When Jesus was asked which was the greatest commandment, he said this…’It’s to love your God with all your heart, and with all your soul and with all your mind. This is the first and greatest commandment. And the second is like it, ‘Love your neighbour as yourself’. Jesus qualified this further when he commanded that his disciples, after he had just washed their feet, on the night before he would go to the cross,… to love one another as I have loved you.
That’s our purpose. To love others, as Jesus loves us. Straight forward and easy to do? Of course not, but here’s the simple encouragement for us today…it is possible. The Thessalonians were doing it back then. We can do it now!
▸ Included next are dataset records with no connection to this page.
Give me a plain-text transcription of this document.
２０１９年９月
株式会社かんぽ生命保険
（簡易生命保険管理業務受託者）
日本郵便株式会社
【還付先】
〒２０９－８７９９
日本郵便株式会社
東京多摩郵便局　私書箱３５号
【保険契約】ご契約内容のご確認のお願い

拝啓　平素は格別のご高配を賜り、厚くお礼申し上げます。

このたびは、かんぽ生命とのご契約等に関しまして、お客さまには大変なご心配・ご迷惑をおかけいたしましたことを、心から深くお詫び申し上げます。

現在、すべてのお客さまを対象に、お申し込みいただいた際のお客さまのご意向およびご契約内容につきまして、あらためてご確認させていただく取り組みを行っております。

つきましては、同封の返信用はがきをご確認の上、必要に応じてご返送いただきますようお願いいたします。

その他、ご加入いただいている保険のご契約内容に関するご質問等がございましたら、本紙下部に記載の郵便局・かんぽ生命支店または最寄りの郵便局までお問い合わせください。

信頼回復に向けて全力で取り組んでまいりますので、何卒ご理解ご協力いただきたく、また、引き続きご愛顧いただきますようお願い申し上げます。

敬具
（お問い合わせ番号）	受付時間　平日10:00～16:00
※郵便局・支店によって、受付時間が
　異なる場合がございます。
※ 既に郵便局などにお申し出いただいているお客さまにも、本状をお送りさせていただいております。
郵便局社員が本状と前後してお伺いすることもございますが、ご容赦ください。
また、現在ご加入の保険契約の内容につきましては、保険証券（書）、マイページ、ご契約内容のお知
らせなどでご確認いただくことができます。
The Thessalonians love for one another was increasing. This is something that Paul had prayed for (See 1 Thessalonians Chapter 3). He had prayed that despite the persecution they were facing, and they really were facing violent persecution from the Romans, the Greeks and even some Jews, that their faith in Jesus would grow, as would their love for one another. And they were doing just that…and they were doing it well. These people were remarkably faithful! And Paul is saying here in today’s focus verse that not only he and his co-workers should or can give thanks and praise to God for the Thessalonians, they were obligated to, they were required to – such was the love they had for one another.
How does this encourage us today? Paul is saying here that this small but growing community of believers had got it – despite their confusion about many other things – they had got it. They knew what living the Jesus life was all about. They had received and experienced God’s love and were sharing that with each other, and even more remarkably with the people who were persecuting them. They were putting into practice what Jesus commands each of us do. To love one another, as he loves us.
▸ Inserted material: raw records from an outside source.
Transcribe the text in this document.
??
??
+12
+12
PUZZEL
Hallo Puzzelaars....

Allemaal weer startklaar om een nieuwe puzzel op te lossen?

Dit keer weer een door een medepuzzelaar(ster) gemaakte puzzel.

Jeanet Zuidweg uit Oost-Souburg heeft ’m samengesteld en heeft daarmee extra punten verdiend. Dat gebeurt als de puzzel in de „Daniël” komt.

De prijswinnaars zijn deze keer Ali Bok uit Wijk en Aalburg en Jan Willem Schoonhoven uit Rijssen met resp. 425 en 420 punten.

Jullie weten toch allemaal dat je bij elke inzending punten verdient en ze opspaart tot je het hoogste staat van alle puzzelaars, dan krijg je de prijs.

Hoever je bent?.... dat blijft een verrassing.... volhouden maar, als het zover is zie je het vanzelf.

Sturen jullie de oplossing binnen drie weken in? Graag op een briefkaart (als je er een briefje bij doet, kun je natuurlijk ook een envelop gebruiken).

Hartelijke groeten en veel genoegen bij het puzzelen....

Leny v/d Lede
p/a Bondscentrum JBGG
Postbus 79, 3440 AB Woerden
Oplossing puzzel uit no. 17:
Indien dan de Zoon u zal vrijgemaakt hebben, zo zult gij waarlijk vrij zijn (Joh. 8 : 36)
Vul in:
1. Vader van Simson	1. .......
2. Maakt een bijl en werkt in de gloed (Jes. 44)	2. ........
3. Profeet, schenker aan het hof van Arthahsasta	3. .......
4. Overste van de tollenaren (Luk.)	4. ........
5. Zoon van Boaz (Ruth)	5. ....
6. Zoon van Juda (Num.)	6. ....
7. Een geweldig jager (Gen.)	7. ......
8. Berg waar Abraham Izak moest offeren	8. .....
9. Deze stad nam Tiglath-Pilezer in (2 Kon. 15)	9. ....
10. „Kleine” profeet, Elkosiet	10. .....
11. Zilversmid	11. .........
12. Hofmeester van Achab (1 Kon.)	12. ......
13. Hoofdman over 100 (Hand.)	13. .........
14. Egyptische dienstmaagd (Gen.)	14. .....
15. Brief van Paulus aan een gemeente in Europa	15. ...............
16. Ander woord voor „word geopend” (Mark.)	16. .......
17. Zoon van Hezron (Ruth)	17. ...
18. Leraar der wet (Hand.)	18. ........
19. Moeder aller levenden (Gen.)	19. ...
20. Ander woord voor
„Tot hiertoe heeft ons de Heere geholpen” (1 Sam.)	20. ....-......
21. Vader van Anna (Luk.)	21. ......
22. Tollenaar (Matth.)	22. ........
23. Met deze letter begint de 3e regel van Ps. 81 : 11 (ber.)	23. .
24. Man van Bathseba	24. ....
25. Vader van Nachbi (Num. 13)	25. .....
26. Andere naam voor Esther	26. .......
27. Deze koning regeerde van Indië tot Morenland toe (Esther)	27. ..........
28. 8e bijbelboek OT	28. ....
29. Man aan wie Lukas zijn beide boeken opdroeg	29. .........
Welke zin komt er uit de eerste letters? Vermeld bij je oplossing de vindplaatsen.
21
Paul thanks God for this community and the way they were doing just that. When God sees us live this way, he rejoices equally in that too. Today, as we read this passage we should be encouraged. This is what Jesus wants us to do with our life – whatever age or stage of life we’re at. Whether we’re a teenager at school right through to those in their later years. Whether we’ve been a Christian for a day or for seemingly all of our life – this is what we are to do with our life.
And it’s this, putting into practice that commandment, to love one another as Jesus loves us, that we’re going to explore a little bit more this week. I’m excited to see what God says us about this. I hope you are too!
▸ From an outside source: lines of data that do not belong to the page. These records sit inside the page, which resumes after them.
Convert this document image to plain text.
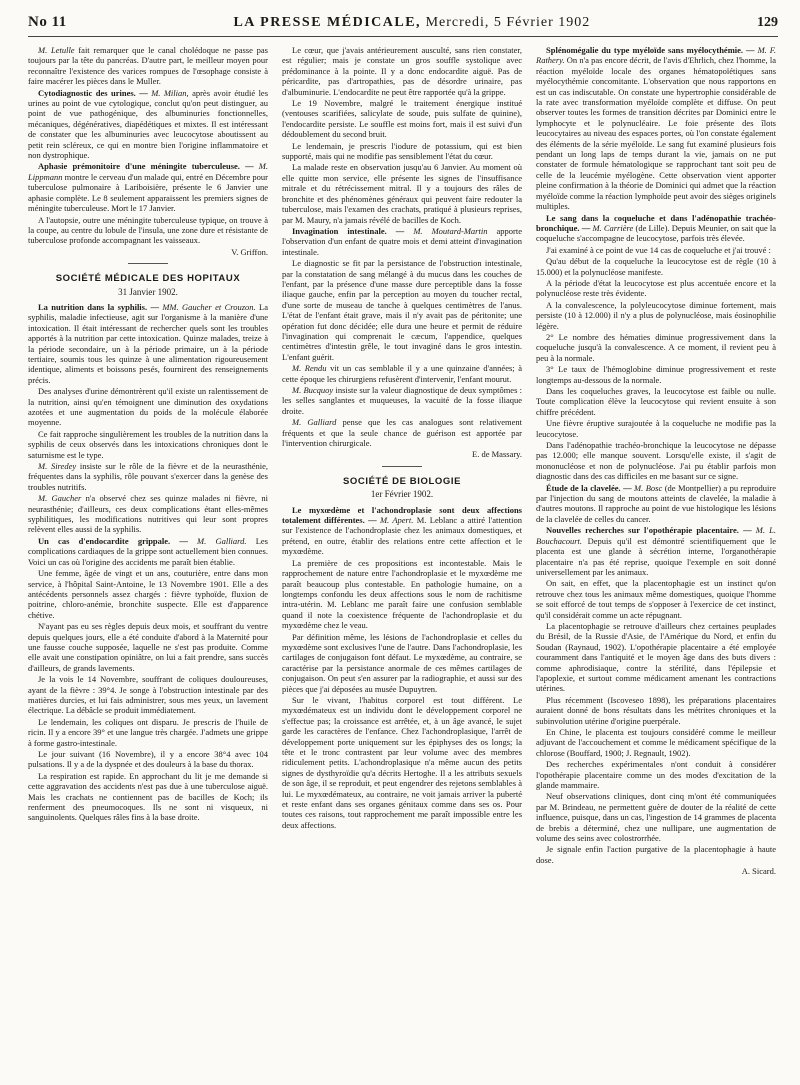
No 11	LA PRESSE MÉDICALE, Mercredi, 5 Février 1902	129

M. Letulle fait remarquer que le canal cholédoque ne passe pas toujours par la tête du pancréas. D'autre part, le meilleur moyen pour reconnaître l'existence des varices rompues de l'œsophage consiste à faire macérer les pièces dans le Muller.

Cytodiagnostic des urines. — M. Milian, après avoir étudié les urines au point de vue cytologique, conclut qu'on peut distinguer, au point de vue pathogénique, des albuminuries fonctionnelles, mécaniques, dégénératives, diapédétiques et mixtes. Il est intéressant de constater que les albuminuries avec leucocytose aboutissent au petit rein scléreux, ce qui en montre bien l'origine inflammatoire et non dystrophique.

Aphasie prémonitoire d'une méningite tuberculeuse. — M. Lippmann montre le cerveau d'un malade qui, entré en Décembre pour tuberculose pulmonaire à Lariboisière, présente le 6 Janvier une aphasie complète. Le 8 seulement apparaissent les premiers signes de méningite tuberculeuse. Mort le 17 Janvier.

A l'autopsie, outre une méningite tuberculeuse typique, on trouve à la coupe, au centre du lobule de l'insula, une zone dure et résistante de tuberculose profonde accompagnant les vaisseaux.

V. Griffon.
SOCIÉTÉ MÉDICALE DES HOPITAUX
31 Janvier 1902.

La nutrition dans la syphilis. — MM. Gaucher et Crouzon. La syphilis, maladie infectieuse, agit sur l'organisme à la manière d'une intoxication. Il était intéressant de rechercher quels sont les troubles apportés à la nutrition par cette intoxication. Quinze malades, treize à la période secondaire, un à la période primaire, un à la période tertiaire, soumis tous les quinze à une alimentation rigoureusement identique, aliments et boissons pesés, fournirent des renseignements précis.

Des analyses d'urine démontrèrent qu'il existe un ralentissement de la nutrition, ainsi qu'en témoignent une diminution des oxydations azotées et une augmentation du poids de la molécule élaborée moyenne.

Ce fait rapproche singulièrement les troubles de la nutrition dans la syphilis de ceux observés dans les intoxications chroniques dont le saturnisme est le type.

M. Siredey insiste sur le rôle de la fièvre et de la neurasthénie, fréquentes dans la syphilis, rôle pouvant s'exercer dans la genèse des troubles nutritifs.

M. Gaucher n'a observé chez ses quinze malades ni fièvre, ni neurasthénie; d'ailleurs, ces deux complications étant elles-mêmes syphilitiques, les modifications nutritives qui leur sont propres relèvent elles aussi de la syphilis.

Un cas d'endocardite grippale. — M. Galliard. Les complications cardiaques de la grippe sont actuellement bien connues. Voici un cas où l'origine des accidents me paraît bien établie.

Une femme, âgée de vingt et un ans, couturière, entre dans mon service, à l'hôpital Saint-Antoine, le 13 Novembre 1901. Elle a des antécédents personnels assez chargés : fièvre typhoïde, fluxion de poitrine, chloro-anémie, bronchite suspecte. Elle est d'apparence chétive.

N'ayant pas eu ses règles depuis deux mois, et souffrant du ventre depuis quelques jours, elle a été conduite d'abord à la Maternité pour une fausse couche supposée, laquelle ne s'est pas produite. Comme elle avait une constipation opiniâtre, on lui a fait prendre, sans succès d'ailleurs, de grands lavements.

Je la vois le 14 Novembre, souffrant de coliques douloureuses, ayant de la fièvre : 39°4. Je songe à l'obstruction intestinale par des matières durcies, et lui fais administrer, sous mes yeux, un lavement électrique. La débâcle se produit immédiatement.

Le lendemain, les coliques ont disparu. Je prescris de l'huile de ricin. Il y a encore 39° et une langue très chargée. J'admets une grippe à forme gastro-intestinale.

Le jour suivant (16 Novembre), il y a encore 38°4 avec 104 pulsations. Il y a de la dyspnée et des douleurs à la base du thorax.

La respiration est rapide. En approchant du lit je me demande si cette aggravation des accidents n'est pas due à une tuberculose aiguë. Mais les crachats ne contiennent pas de bacilles de Koch; ils renferment des pneumocoques. Ils ne sont ni visqueux, ni sanguinolents. Quelques râles fins à la base droite.

Le cœur, que j'avais antérieurement ausculté, sans rien constater, est régulier; mais je constate un gros souffle systolique avec prédominance à la pointe. Il y a donc endocardite aiguë. Pas de péricardite, pas d'artropathies, pas de désordre urinaire, pas d'albuminurie. L'endocardite ne peut être rapportée qu'à la grippe.

Le 19 Novembre, malgré le traitement énergique institué (ventouses scarifiées, salicylate de soude, puis sulfate de quinine), l'endocardite persiste. Le souffle est moins fort, mais il est suivi d'un dédoublement du second bruit.

Le lendemain, je prescris l'iodure de potassium, qui est bien supporté, mais qui ne modifie pas sensiblement l'état du cœur.

La malade reste en observation jusqu'au 6 Janvier. Au moment où elle quitte mon service, elle présente les signes de l'insuffisance mitrale et du rétrécissement mitral. Il y a toujours des râles de bronchite et des phénomènes généraux qui peuvent faire redouter la tuberculose, mais l'examen des crachats, pratiqué à plusieurs reprises, par M. Maury, n'a jamais révélé de bacilles de Koch.

Invagination intestinale. — M. Moutard-Martin apporte l'observation d'un enfant de quatre mois et demi atteint d'invagination intestinale.

Le diagnostic se fit par la persistance de l'obstruction intestinale, par la constatation de sang mélangé à du mucus dans les couches de l'enfant, par la présence d'une masse dure perceptible dans la fosse iliaque gauche, enfin par la perception au moyen du toucher rectal, d'une sorte de museau de tanche à quelques centimètres de l'anus. L'état de l'enfant était grave, mais il n'y avait pas de péritonite; une opération fut donc décidée; elle dura une heure et permit de réduire l'invagination qui comprenait le cæcum, l'appendice, quelques centimètres d'intestin grêle, le tout invaginé dans le gros intestin. L'enfant guérit.

M. Rendu vit un cas semblable il y a une quinzaine d'années; à cette époque les chirurgiens refusèrent d'intervenir, l'enfant mourut.

M. Bucquoy insiste sur la valeur diagnostique de deux symptômes : les selles sanglantes et muqueuses, la vacuité de la fosse iliaque droite.

M. Galliard pense que les cas analogues sont relativement fréquents et que la seule chance de guérison est apportée par l'intervention chirurgicale.

E. de Massary.
SOCIÉTÉ DE BIOLOGIE
1er Février 1902.

Le myxœdème et l'achondroplasie sont deux affections totalement différentes. — M. Apert. M. Leblanc a attiré l'attention sur l'existence de l'achondroplasie chez les animaux domestiques, et prétend, en outre, établir des relations entre cette affection et le myxœdème.

La première de ces propositions est incontestable. Mais le rapprochement de nature entre l'achondroplasie et le myxœdème me paraît beaucoup plus contestable. En pathologie humaine, on a longtemps confondu les deux affections sous le nom de rachitisme intra-utérin. M. Leblanc me paraît faire une confusion semblable quand il note la coexistence fréquente de l'achondroplasie et du myxœdème chez le veau.

Par définition même, les lésions de l'achondroplasie et celles du myxœdème sont exclusives l'une de l'autre. Dans l'achondroplasie, les cartilages de conjugaison font défaut. Le myxœdème, au contraire, se caractérise par la persistance anormale de ces mêmes cartilages de conjugaison. On peut s'en assurer par la radiographie, et aussi sur des pièces que j'ai déposées au musée Dupuytren.

Sur le vivant, l'habitus corporel est tout différent. Le myxœdémateux est un individu dont le développement corporel ne s'effectue pas; la croissance est arrêtée, et, à un âge avancé, le sujet garde les caractères de l'enfance. Chez l'achondroplasique, l'arrêt de développement porte uniquement sur les épiphyses des os longs; la tête et le tronc contrastent par leur volume avec des membres ridiculement petits. L'achondroplasique n'a même aucun des petits signes de dysthyroïdie qu'a décrits Hertoghe. Il a les attributs sexuels de son âge, il se reproduit, et peut engendrer des rejetons semblables à lui. Le myxœdémateux, au contraire, ne voit jamais arriver la puberté et reste enfant dans ses organes génitaux comme dans ses os. Pour toutes ces raisons, tout rapprochement me paraît impossible entre les deux affections.

Splénomégalie du type myéloïde sans myélocythémie. — M. F. Rathery. On n'a pas encore décrit, de l'avis d'Ehrlich, chez l'homme, la réaction myéloïde locale des organes hématopoïétiques sans myélocythémie concomitante. L'observation que nous rapportons en est un cas indiscutable. On constate une hypertrophie considérable de la rate avec transformation myéloïde complète et diffuse. On peut observer toutes les formes de transition décrites par Dominici entre le lymphocyte et le polynucléaire. Le foie présente des îlots leucocytaires au niveau des espaces portes, où l'on constate également des éléments de la série myéloïde. Le sang fut examiné plusieurs fois pendant un long laps de temps durant la vie, jamais on ne put constater de formule hématologique se rapprochant tant soit peu de celle de la leucémie myélogène. Cette observation vient apporter pleine confirmation à la théorie de Dominici qui admet que la réaction myéloïde comme la réaction lymphoïde peut avoir des sièges originels multiples.

Le sang dans la coqueluche et dans l'adénopathie trachéo-bronchique. — M. Carrière (de Lille). Depuis Meunier, on sait que la coqueluche s'accompagne de leucocytose, parfois très élevée.

J'ai examiné à ce point de vue 14 cas de coqueluche et j'ai trouvé :

Qu'au début de la coqueluche la leucocytose est de règle (10 à 15.000) et la polynucléose manifeste.

A la période d'état la leucocytose est plus accentuée encore et la polynucléose reste très évidente.

A la convalescence, la polyleucocytose diminue fortement, mais persiste (10 à 12.000) il n'y a plus de polynucléose, mais éosinophilie légère.

2° Le nombre des hématies diminue progressivement dans la coqueluche jusqu'à la convalescence. A ce moment, il revient peu à peu à la normale.

3° Le taux de l'hémoglobine diminue progressivement et reste longtemps au-dessous de la normale.

Dans les coqueluches graves, la leucocytose est faible ou nulle. Toute complication élève la leucocytose qui revient ensuite à son chiffre précédent.

Une fièvre éruptive surajoutée à la coqueluche ne modifie pas la leucocytose.

Dans l'adénopathie trachéo-bronchique la leucocytose ne dépasse pas 12.000; elle manque souvent. Lorsqu'elle existe, il s'agit de mononucléose et non de polynucléose. J'ai pu établir parfois mon diagnostic dans des cas difficiles en me basant sur ce signe.

Étude de la clavelée. — M. Bosc (de Montpellier) a pu reproduire par l'injection du sang de moutons atteints de clavelée, la maladie à d'autres moutons. Il rapproche au point de vue histologique les lésions de la clavelée de celles du cancer.

Nouvelles recherches sur l'opothérapie placentaire. — M. L. Bouchacourt. Depuis qu'il est démontré scientifiquement que le placenta est une glande à sécrétion interne, l'organothérapie placentaire n'a pas été reprise, quoique l'exemple en soit donné universellement par les animaux.

On sait, en effet, que la placentophagie est un instinct qu'on retrouve chez tous les animaux même domestiques, quoique l'homme se soit efforcé de tout temps de s'opposer à l'exercice de cet instinct, qu'il considérait comme un acte répugnant.

La placentophagie se retrouve d'ailleurs chez certaines peuplades du Brésil, de la Russie d'Asie, de l'Amérique du Nord, et enfin du Soudan (Raynaud, 1902). L'opothérapie placentaire a été employée couramment dans l'antiquité et le moyen âge dans des buts divers : comme aphrodisiaque, contre la stérilité, dans l'épilepsie et l'apoplexie, et surtout comme médicament amenant les contractions utérines.

Plus récemment (Iscoveseo 1898), les préparations placentaires auraient donné de bons résultats dans les métrites chroniques et la subinvolution utérine d'origine puerpérale.

En Chine, le placenta est toujours considéré comme le meilleur adjuvant de l'accouchement et comme le médicament spécifique de la chlorose (Bouffard, 1900; J. Regnault, 1902).

Des recherches expérimentales n'ont conduit à considérer l'opothérapie placentaire comme un des modes d'excitation de la glande mammaire.

Neuf observations cliniques, dont cinq m'ont été communiquées par M. Brindeau, ne permettent guère de douter de la réalité de cette influence, puisque, dans un cas, l'ingestion de 14 grammes de placenta de brebis a déterminé, chez une nullipare, une augmentation de volume des seins avec colostrorrhée.

Je signale enfin l'action purgative de la placentophagie à haute dose.

A. Sicard.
Jesus, we thank God for this little church in Thessalonica. God, we thank you that they were growing in love for one another despite the major challenges they faced. Help us Lord to be encouraged by that, as Paul was. And equip us, teach us, show us Lord, as we dig into your word this week, how we might also grow in that same love also. Amen.
READING: 2 Thessalonians 1:1-7a
Paul, Silas and Timothy,
To the church of the Thessalonians in God our Father and the Lord Jesus Christ:
Grace and peace to you from God the Father and the Lord Jesus Christ.
We ought always to thank God for you, brothers and sisters, and rightly so, because your faith is growing more and more, and the love all of you have for one another is increasing. Therefore, among God’s churches we boast about your perseverance and faith in all the persecutions and trials you are enduring.
All this is evidence that God’s judgment is right, and as a result you will be counted worthy of the kingdom of God, for which you are suffering. God is just: he will pay back trouble to those who trouble you and give relief to you who are troubled, and to us as well.